On Mon, 14 Jan 2019 at 05:58, Michael Chang <mchang@suse.com> wrote:
>
> On Fri, Jan 11, 2019 at 10:58:54AM +0000, Leif Lindholm wrote:
> > On Thu, Jan 10, 2019 at 09:59:38AM +0100, Alexander Graf wrote:
> > > > Am 10.01.2019 um 09:12 schrieb Michael Chang <mchang@suse.com>:
> > > >
> > > > Hi,
> > > >
> > > > With the advent of new verifier framework and shim lock protocol support
> > > > to the grub's community, we are driving to the world of UEFI Secure
> > > > Boot, well, almost ..
> > > >
> > > > There is a missing piece in the puzzle remaining, that is booting linux
> > > > kernel via it's own EFI Handover Protocol's entry. Strictly speaking,
> > > > the interface is not part of the UEFI Secure Boot, but we have to use it
> > > > to avoid problem of using UEFI LoadImage Protocol, which will not work
> > > > with shim and it's Machine Owner Key (MOK) as they are not part of
> > > > firmware's KEK and db.
> > >
> > > So really dumb question here: What if we didn't use the MS key?

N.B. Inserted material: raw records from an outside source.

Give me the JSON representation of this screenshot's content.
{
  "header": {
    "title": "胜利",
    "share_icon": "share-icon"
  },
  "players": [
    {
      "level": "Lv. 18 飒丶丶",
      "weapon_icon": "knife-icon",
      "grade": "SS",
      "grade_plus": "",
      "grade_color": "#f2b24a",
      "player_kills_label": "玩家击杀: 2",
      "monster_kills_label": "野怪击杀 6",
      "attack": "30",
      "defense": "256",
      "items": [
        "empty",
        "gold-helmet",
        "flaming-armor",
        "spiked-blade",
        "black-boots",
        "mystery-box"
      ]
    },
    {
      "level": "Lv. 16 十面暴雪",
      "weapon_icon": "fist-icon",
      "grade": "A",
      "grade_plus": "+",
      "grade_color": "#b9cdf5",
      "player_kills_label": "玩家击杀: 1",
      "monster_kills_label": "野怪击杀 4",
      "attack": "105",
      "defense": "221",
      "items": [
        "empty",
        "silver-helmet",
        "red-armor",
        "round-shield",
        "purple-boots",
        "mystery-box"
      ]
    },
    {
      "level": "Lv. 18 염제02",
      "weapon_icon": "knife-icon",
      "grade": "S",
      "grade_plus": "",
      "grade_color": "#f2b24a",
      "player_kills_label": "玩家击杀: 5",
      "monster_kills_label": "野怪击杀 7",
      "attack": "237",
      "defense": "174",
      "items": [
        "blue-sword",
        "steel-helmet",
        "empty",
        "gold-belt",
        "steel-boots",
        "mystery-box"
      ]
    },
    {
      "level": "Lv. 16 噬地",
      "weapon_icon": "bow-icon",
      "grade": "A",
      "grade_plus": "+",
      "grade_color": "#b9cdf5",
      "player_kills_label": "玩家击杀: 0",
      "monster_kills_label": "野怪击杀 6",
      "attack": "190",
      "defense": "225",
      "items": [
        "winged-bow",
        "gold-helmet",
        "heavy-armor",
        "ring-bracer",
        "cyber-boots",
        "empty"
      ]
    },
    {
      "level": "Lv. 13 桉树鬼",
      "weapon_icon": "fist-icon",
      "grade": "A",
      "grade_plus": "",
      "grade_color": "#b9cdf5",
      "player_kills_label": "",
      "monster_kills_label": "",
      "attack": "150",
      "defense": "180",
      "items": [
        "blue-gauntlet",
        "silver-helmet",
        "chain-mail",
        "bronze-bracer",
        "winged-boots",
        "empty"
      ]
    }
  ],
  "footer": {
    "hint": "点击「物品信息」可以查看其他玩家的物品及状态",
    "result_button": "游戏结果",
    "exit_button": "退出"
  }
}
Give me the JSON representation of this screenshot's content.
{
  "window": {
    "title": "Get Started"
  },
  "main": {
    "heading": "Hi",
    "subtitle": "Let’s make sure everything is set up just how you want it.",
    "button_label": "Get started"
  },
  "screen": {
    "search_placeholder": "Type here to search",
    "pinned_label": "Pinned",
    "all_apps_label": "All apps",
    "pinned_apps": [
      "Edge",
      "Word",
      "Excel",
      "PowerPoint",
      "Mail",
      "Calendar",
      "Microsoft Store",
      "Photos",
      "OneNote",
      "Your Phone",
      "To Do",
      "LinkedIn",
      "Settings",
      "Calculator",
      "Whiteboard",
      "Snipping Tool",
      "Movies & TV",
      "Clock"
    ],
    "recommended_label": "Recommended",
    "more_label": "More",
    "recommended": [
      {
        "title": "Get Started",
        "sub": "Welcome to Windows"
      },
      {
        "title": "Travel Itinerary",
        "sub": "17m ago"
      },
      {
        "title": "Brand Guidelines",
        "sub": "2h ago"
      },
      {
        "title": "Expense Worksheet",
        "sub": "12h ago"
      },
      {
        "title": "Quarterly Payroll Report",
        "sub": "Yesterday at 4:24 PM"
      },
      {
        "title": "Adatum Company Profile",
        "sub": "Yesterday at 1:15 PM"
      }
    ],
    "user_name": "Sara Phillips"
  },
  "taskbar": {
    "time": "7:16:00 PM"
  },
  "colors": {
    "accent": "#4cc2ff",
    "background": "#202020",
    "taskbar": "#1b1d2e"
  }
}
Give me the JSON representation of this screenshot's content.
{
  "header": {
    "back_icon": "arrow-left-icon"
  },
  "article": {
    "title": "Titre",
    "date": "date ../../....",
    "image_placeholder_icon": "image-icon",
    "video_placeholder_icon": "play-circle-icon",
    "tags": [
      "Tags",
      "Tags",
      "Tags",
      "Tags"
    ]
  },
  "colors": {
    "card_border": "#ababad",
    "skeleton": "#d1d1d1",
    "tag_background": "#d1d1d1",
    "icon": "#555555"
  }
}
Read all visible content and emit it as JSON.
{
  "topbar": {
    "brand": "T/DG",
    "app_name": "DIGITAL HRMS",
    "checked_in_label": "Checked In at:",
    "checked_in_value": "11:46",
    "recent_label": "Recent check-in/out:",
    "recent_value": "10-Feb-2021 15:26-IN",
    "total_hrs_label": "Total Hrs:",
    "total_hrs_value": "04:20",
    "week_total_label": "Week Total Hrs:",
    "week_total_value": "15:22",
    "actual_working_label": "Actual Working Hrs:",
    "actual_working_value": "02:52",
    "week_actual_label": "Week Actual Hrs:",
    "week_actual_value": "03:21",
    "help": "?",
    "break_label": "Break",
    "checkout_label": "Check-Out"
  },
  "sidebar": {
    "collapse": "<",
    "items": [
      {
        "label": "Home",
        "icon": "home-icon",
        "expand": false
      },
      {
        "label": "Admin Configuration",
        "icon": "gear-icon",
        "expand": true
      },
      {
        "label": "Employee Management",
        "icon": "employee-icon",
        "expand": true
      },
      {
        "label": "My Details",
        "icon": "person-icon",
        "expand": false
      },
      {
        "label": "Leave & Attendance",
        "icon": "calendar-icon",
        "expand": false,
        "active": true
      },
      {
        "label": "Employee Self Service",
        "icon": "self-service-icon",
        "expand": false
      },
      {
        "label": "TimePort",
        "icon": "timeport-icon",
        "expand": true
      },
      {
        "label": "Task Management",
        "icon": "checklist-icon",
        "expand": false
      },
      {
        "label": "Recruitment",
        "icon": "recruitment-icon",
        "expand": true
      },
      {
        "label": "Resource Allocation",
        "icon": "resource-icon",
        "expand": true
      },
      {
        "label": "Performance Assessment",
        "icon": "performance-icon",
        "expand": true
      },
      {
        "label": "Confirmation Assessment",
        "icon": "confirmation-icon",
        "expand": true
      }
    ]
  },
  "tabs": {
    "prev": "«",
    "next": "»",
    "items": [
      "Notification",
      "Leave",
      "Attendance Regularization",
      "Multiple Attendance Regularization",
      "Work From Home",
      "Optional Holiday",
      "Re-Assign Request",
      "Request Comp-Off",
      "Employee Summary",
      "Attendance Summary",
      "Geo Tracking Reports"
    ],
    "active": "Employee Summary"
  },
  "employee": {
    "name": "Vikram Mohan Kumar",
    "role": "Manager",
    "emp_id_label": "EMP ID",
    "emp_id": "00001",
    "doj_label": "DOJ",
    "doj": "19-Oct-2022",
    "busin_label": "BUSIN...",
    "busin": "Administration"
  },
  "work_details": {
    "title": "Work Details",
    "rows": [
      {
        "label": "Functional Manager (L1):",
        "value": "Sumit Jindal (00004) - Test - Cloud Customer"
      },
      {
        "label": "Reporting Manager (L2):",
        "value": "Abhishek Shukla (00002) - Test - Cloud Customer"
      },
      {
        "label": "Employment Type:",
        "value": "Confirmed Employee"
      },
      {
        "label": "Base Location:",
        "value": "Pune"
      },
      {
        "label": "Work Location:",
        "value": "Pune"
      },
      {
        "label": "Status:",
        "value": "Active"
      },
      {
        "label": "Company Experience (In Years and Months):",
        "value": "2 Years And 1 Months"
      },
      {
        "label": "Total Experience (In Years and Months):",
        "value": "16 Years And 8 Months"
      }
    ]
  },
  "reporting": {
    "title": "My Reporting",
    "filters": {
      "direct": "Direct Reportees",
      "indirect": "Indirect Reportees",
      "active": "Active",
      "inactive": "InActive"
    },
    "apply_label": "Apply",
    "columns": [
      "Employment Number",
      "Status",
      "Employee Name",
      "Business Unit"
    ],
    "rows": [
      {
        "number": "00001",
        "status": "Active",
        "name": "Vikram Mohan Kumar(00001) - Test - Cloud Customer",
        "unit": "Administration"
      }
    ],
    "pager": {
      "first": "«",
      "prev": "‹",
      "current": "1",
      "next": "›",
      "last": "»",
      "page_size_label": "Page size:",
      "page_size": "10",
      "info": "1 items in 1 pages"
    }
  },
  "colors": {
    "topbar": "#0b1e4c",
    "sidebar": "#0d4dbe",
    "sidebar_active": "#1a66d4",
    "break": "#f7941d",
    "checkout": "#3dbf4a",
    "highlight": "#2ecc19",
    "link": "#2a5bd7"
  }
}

What
> > > if instead, we just provide a SUSE/openSUSE key and give customers
> > > the ability to sign their own grub+Linux binaries?
> > >
> > > Then we would only need to lobby with platform vendors to include
> > > our public key in the delivered Keystore in parallel and everything
> > > would "just work".
> > >
> > > The only reason shim needs to provide its own key management is that
> > > on most x86 systems, we (and customers) don't have control over the
> > > keystore, right? We can just push to not have that problem on ARM.
> >
> > Sure. That's a valid (and I think Ard would say preferable) decision,
> > and should "just work" with upstream GRUB. But that's for each distro
> > to decide.
>
> It will work as far as it goes. I think part of the reason shim was used
> is that early x86 UEFI Secure Boot shipped without function to disable
> it and also no way to enter setup mode. It is then become some sort of
> vendor lock-in and has legal concern to the open source software like
> grub if it gets signed to prevent from freely distributed. If ARM
> provides setup mode and user has the freedom to manipulate on the
> firmware stores then I think shim may not be necessary.
>
> > > Am I missing anything?
>
> As time goes by shim has also evolved to do the work than it was
> expected originally. Here listed some of related features to consider
> when we get rid of shim or the MOK key store it manages. I don't know
> ARM folks consider these real issue or not, just for information.
>
> 1. Key revocation: To revoke a key in db would require the authenticate
> varaible support in linux, I didn't know its status much yet. And also
> it means each distro requires to work with vendor to get its variable
> signed, compared with shim that each disto could revoke their key
> indendently it brings way more complex and overhead in the process.
>

If the distro's key is in KEK, the distro can sign revocation updates directly.

> 2. Some distribution may be using kernel module signing which chains to
> the MOK store as it is easier to updat from the OS.
>

Pardon my ignorance, but I thought MOK keys were only updatable at
boot time? So why is it easier to update a MOK key than it is to
update db directly?

> 3. The Shim's fallback mode has been used to recreate boot entries after
> firmware update for x86, not sure if that any problem for ARM.
>

It thought fallback was a separate binary? If the distros sign that,
there is no reason we couldn't load it straight from a Boot#### or
PlatformRecovery#### entry.

> >
> > As I understand it, there was a concern with the wording in UEFI
> > 2.(3?, 4?) that made it possible to interpret it such that only one key
> > had to be supported.
> >
> > It all comes down to who wants to make sure the key is already in
> > shipped systems..
>
> Do you think all vendors and distro will have to use common secure
> channel to communicate the key distribution related issues ?
>

Define 'secure'. I don't think the distros should be sharing any
secrets with the vendor, but I guess they would have to establish some
kind of trust if the any keys get installed in the factory.
This is similar to how you get your public key hash fused into your
silicon when you order secure parts from a silicon vendor.